Could my anger and repulsion have just been part of the mass exodus of toxins from my body?  God that would be great.  But I suspect that that is a whole other de-toxing cleanse of its own.  One that takes a lifetime of effort.

Grace.

1 comment:

gardenpoet said...

Okay. I've been reading this, resisting leaving any comments, but today is the day. I have been doing a web search on this regime to see whether it is healthy or harmful, and have found that most of the controversy centers on whether or not one loses weight effectively with the MC Diet. It appears that people do, though whether that is a long-term or a quick-shot water loss is as yet proven. What concerns me most is the health safety of this rigorous regime.

From a NY Times article:

......."Samuel Klein, the director of the Center for Human Nutrition at the medical school of Washington University in St. Louis, is leery of master-cleanse-like regimens because there is no data that prove they provide any medical benefit and no evidence that fasting helps rid the body of toxins, which happens naturally, he said.

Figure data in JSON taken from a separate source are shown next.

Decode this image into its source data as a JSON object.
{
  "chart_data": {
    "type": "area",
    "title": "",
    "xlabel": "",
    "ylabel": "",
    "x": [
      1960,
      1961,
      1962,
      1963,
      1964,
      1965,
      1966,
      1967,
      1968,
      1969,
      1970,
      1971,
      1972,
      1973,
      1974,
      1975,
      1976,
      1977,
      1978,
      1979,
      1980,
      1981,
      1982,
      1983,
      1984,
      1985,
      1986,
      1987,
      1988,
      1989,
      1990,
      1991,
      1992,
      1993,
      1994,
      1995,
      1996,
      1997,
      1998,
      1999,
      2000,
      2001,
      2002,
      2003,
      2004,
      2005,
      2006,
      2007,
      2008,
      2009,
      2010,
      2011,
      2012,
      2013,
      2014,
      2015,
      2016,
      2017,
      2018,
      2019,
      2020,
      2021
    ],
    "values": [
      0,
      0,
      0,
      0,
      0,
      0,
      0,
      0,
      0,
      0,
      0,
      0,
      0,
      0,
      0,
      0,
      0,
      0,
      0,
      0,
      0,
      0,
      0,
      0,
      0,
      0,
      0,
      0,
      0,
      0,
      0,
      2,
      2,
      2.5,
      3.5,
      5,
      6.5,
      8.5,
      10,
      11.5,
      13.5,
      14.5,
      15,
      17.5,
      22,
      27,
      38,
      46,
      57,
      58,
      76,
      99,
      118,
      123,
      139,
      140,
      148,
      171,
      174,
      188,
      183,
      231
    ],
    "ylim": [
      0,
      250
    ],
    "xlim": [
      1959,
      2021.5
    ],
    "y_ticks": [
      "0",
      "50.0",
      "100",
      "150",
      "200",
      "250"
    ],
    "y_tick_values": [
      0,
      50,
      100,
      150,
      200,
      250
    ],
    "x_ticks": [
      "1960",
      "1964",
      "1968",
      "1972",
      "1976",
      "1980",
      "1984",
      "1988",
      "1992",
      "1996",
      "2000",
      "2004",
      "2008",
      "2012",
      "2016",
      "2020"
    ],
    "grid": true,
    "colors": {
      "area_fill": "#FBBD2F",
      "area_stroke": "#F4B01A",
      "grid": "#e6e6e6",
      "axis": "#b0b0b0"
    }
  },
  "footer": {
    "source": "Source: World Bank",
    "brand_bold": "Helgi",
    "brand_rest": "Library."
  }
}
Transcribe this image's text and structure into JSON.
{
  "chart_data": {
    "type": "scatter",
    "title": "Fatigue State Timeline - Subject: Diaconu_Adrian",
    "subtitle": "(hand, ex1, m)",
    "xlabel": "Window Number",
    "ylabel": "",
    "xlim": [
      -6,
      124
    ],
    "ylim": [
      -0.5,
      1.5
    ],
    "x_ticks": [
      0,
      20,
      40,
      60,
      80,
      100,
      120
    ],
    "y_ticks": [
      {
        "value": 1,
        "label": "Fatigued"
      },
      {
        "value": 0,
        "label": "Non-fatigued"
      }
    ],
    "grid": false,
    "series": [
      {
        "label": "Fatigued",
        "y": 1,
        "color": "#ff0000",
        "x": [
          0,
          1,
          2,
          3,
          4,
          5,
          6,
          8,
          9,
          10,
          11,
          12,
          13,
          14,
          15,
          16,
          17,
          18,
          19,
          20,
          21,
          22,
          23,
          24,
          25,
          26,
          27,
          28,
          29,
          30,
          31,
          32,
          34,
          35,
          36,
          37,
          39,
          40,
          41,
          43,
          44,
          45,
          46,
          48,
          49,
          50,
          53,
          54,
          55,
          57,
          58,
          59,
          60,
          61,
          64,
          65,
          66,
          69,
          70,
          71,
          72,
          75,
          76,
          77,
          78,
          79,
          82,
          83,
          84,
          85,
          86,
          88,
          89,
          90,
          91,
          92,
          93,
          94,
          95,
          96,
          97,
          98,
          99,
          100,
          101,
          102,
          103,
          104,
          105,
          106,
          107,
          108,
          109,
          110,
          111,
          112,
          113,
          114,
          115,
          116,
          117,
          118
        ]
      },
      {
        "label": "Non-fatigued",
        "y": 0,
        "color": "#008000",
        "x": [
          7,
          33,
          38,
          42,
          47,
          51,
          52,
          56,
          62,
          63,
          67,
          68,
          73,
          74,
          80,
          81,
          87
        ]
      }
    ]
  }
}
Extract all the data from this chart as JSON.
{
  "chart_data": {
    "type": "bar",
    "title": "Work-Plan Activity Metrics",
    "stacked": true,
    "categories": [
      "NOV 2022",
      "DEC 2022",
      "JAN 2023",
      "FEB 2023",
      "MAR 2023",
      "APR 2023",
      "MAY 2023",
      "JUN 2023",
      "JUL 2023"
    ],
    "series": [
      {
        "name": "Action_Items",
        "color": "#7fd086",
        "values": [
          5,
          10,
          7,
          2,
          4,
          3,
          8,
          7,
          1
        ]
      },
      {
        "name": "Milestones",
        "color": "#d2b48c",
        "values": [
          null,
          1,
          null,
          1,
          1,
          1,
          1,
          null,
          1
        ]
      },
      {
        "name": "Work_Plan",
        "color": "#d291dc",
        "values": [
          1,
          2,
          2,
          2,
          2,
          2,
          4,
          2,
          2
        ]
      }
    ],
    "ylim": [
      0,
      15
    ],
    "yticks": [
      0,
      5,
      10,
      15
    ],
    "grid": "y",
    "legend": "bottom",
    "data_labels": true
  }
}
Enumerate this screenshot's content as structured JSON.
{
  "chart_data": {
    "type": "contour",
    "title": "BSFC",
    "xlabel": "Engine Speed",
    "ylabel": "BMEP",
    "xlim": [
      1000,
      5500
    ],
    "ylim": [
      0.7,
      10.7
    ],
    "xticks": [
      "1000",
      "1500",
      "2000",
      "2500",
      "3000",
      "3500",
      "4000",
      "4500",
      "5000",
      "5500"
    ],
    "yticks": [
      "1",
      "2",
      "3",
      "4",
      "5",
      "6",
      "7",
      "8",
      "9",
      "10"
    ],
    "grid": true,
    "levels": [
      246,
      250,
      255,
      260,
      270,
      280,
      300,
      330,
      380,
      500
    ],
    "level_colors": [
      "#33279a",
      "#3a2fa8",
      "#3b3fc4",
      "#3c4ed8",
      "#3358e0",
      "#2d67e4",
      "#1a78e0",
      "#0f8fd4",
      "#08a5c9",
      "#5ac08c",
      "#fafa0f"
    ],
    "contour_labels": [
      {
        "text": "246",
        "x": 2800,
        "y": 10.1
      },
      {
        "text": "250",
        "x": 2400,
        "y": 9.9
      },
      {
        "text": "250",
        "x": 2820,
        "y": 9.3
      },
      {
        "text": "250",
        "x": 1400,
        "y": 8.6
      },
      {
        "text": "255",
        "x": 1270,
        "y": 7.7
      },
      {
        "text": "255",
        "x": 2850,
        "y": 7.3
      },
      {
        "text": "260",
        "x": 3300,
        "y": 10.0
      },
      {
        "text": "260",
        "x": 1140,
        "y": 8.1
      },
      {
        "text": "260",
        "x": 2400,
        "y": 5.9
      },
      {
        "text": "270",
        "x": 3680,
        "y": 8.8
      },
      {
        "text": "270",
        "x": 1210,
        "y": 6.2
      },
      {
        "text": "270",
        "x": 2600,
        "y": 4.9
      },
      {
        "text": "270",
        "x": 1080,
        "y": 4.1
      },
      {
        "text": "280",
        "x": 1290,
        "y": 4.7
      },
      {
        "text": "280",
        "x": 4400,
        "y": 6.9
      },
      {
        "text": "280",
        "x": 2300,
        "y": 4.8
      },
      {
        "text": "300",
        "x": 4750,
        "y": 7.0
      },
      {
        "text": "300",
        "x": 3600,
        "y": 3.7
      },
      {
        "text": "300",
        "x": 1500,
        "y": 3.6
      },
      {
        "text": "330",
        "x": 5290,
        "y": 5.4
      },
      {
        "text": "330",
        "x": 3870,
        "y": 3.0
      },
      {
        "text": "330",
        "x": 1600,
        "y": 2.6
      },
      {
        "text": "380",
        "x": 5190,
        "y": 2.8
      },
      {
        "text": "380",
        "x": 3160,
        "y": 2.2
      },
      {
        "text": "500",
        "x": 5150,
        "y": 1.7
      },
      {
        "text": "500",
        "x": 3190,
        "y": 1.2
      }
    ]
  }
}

While fasting for a few days is not dangerous, Dr. Klein said, “Fasting for too long can deplete muscle tissue, including your heart muscle, and it can reduce the size and functioning of organs like the kidney and liver.”

He is just one of many nutritionists who caution that fasting can be counterproductive. Some say it can even slow down the metabolism, making it even more difficult to lose weight in the future.".....

So...be careful, Arm Chair Foodie. A conscious decision about WHY you are doing this and a bit of research as to the real effects on your body would seem to be in order.